[PATCH] roundup_pow_of_two() 64-bit fix

fls() takes an integer, so roundup_pow_of_two() is busted for ulongs larger
than 2^32-1.

Fix this by implementing and using fls_long().

(Why does roundup_pow_of_two() return a long?)

(Why is roundup_pow_of_two() __attribute_const__ whereas long_log2() is
__attribute_pure__?)

(Why does long_log2() suck so much?  Because we were missing fls_long()?)

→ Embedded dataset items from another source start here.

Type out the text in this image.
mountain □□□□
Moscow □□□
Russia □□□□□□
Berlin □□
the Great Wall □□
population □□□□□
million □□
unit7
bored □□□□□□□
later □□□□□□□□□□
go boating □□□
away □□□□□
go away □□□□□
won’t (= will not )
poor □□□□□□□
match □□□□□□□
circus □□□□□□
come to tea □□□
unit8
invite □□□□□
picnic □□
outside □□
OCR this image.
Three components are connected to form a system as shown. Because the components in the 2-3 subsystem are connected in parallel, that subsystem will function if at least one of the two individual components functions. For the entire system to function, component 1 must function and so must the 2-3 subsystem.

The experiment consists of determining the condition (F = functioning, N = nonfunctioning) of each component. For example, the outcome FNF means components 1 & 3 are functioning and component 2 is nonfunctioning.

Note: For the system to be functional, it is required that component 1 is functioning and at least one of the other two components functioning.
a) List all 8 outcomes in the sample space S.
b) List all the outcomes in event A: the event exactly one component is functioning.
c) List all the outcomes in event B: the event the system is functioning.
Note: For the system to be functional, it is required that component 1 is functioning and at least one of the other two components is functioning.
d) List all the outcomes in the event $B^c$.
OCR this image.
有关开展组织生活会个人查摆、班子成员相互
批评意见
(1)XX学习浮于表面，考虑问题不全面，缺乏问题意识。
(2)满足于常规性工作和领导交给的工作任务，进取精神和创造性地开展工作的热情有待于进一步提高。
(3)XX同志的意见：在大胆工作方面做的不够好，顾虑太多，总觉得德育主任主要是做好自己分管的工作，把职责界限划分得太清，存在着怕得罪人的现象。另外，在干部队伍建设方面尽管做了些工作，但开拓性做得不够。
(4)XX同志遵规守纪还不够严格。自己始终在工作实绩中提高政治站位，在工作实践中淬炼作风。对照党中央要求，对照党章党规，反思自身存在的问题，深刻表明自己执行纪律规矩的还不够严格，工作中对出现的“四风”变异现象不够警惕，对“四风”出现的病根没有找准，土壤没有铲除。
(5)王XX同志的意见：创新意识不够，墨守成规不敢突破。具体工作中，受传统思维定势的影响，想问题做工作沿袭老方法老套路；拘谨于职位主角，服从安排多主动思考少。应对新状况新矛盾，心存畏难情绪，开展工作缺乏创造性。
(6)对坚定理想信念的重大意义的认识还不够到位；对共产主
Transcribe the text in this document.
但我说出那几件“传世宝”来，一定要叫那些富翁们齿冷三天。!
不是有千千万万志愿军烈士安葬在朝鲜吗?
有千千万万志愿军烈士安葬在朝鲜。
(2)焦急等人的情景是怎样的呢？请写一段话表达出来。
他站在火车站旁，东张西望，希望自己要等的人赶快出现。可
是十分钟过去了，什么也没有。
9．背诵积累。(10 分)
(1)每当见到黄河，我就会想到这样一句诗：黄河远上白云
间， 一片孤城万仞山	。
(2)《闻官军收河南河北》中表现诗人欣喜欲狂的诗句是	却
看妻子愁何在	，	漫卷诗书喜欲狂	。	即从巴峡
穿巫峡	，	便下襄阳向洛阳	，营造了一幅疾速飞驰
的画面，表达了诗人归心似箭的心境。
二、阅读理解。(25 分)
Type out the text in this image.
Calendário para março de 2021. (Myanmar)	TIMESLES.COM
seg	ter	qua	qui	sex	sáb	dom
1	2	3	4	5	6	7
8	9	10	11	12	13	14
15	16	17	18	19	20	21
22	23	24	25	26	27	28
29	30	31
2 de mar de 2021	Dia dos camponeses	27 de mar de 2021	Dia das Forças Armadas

Cc: Roland Dreier <rdreier@cisco.com>
Cc: "Chen, Kenneth W" <kenneth.w.chen@intel.com>
Cc: John Hawkes <hawkes@sgi.com>
Signed-off-by: Andrew Morton <akpm@osdl.org>
Signed-off-by: Linus Torvalds <torvalds@osdl.org>
diff --git a/include/linux/bitops.h b/include/linux/bitops.h
index 208650b..f17525a 100644
--- a/include/linux/bitops.h
+++ b/include/linux/bitops.h
@@ -175,4 +175,11 @@
 	return (word >> shift) | (word << (32 - shift));
 }
 
+static inline unsigned fls_long(unsigned long l)
+{
+	if (sizeof(l) == 4)
+		return fls(l);
+	return fls64(l);
+}
+
 #endif
diff --git a/include/linux/kernel.h b/include/linux/kernel.h
index bb6e7dd..03d6cfa 100644
--- a/include/linux/kernel.h
+++ b/include/linux/kernel.h
@@ -154,9 +154,10 @@
 	return r;
 }
 
-static inline unsigned long __attribute_const__ roundup_pow_of_two(unsigned long x)
+static inline unsigned long
+__attribute_const__ roundup_pow_of_two(unsigned long x)
 {
-	return (1UL << fls(x - 1));
+	return 1UL << fls_long(x - 1);
 }
 
 extern int printk_ratelimit(void);